An investigation into reporting human resource information in the statements of service performance of government departments.
Degree GrantorUniversity of Canterbury
Degree NameMaster of Commerce
Human resource costs comprise a significant proportion of New Zealand government departments' operating expenditure, thus, reporting on these resources is important. Yet, to date, a practical alternative to the monetary valuation and reporting of human resources has still to be found. This thesis examines the usefulness and practicality of reporting non-monetary human resource information in government departments' statements of service performance. The examination was conducted through a mail questionnaire sent to all 39 government departments, with a response rate of 87% (34 questionnaires out of 39 sent) being achieved. Personal interviews were then conducted with two of the respondents. The majority (84%) of government department financial controllers believed it was necessary to report non-monetary human resource information.

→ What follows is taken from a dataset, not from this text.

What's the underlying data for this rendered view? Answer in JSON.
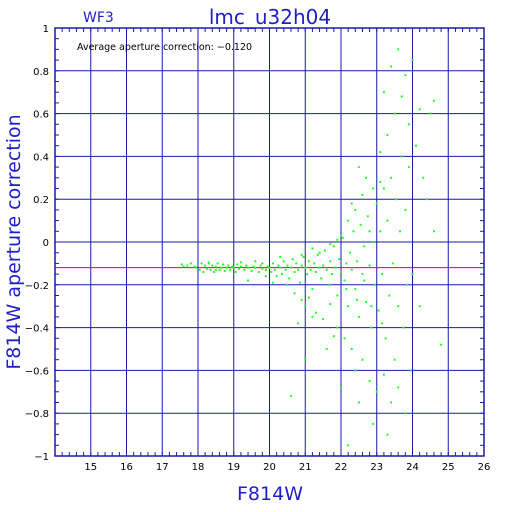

A statement of service performance (SSP) received 61% support as the method of disclosure, followed by a statement of resources (48%), a separate human resource report (45%), and a chief executive's report (42%). There was considerable support for the disclosure in the SSP of several items of human resource information as either inputs, outputs or outcomes. A number of costs and benefits were also identified by respondents as resulting from the disclosure of human resource information in the SSP. However, when comparing the overall costs and benefits, the majority of respondents did not expect such reporting to be cost effective. These results indicate that, although there is support in theory for reporting non-monetary human resource information in government departments' SSPs, further research is necessary to determine the practicality of such reporting. The results of this thesis have extended the literature concerning disclosure of human resource information. Many costs and benefits associated with the provision of monetary human resource information have been found to apply to the reporting of non-monetary human resource information. Furthermore, many of the non-monetary human resource measures suggested for the private sector were found to be applicable to public sector organisations, specifically New Zealand government departments.